Three Burgundies for a non dry January
- Credit: Archant
This is the time of year when – normally – enticing scents of burgundy waft out from the many places where London merchants are opening bottles of the newly released vintage.
But the wines of 2019 are, for many would-be tasters, remaining mysterious. If you want to buy examples of a vintage which is receiving a lot of praise, you largely have to rely on the palates of the privileged few who have had opportunities to sample.
You can, though, do some homework. For wise independent opinion, look at jancisrobinson.com where there are good free articles and more detailed ones for members, or subscribe to an expert site such as insideburgundy.com.
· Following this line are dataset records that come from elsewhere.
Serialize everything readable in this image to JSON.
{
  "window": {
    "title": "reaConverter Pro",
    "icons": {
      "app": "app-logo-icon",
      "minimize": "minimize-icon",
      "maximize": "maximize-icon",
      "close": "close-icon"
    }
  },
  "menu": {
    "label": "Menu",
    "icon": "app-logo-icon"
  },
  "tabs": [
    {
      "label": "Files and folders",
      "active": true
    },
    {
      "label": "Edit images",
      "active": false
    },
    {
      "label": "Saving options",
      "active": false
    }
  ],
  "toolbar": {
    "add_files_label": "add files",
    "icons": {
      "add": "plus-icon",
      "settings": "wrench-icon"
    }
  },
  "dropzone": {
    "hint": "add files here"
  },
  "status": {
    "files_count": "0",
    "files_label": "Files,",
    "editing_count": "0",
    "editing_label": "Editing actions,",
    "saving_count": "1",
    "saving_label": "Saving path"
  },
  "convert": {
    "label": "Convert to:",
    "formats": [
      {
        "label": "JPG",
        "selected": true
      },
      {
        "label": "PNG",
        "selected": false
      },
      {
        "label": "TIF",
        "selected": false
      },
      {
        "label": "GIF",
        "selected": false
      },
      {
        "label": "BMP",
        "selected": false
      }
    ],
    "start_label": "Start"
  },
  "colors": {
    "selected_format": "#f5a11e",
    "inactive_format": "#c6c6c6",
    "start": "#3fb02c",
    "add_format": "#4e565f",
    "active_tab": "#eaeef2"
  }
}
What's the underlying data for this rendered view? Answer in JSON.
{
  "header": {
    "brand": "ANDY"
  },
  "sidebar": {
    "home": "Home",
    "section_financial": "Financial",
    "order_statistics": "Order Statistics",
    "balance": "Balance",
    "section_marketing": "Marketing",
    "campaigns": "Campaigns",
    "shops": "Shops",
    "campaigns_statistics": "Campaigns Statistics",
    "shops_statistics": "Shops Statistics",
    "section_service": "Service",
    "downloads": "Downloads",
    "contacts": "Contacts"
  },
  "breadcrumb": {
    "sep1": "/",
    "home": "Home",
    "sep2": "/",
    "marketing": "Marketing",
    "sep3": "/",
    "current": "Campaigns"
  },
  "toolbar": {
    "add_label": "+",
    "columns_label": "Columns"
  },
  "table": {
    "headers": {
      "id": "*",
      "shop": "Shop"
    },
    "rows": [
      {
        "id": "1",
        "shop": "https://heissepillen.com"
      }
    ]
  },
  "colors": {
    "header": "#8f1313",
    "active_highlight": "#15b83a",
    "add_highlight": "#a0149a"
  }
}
The cost will be less than a mistaken case purchase. All the main merchants have reports in varying styles and levels of detail – bbr.com, armitwines.co.uk, leaandsandeman.co.uk or honestgrapes.co.uk are all good starting points. Choose sensibly, and there will be much delight ahead.
Meanwhile, a burgundy to start the present pleasures: Bouchard Beaune du Château Premier Cru Rouge (£30-£33, northandsouthwines.co.uk, waitrosecellar.com). I enjoyed the classic, complex elegance of the 2017, and I suspect that the available vintages, 2016 and 2018, will be as appealing, given that this is a blend from more than 15 different vineyard parcels.
Classic too, but in a delightfully citrus-fresh, engagingly drinkable way, is Chassenay d'Arce 2008 brut champagne (£38.50, firstclassproducts.co.uk) from the large but little known Côte des Bar, southernmost of the champagne districts. It made my New Year's Eve special. The innovative co-operative that produces it also offers a rare 100 per cent pinot blanc champagne, intriguingly reminiscent of good English fizz though rather pricier (£71.50, same stockist).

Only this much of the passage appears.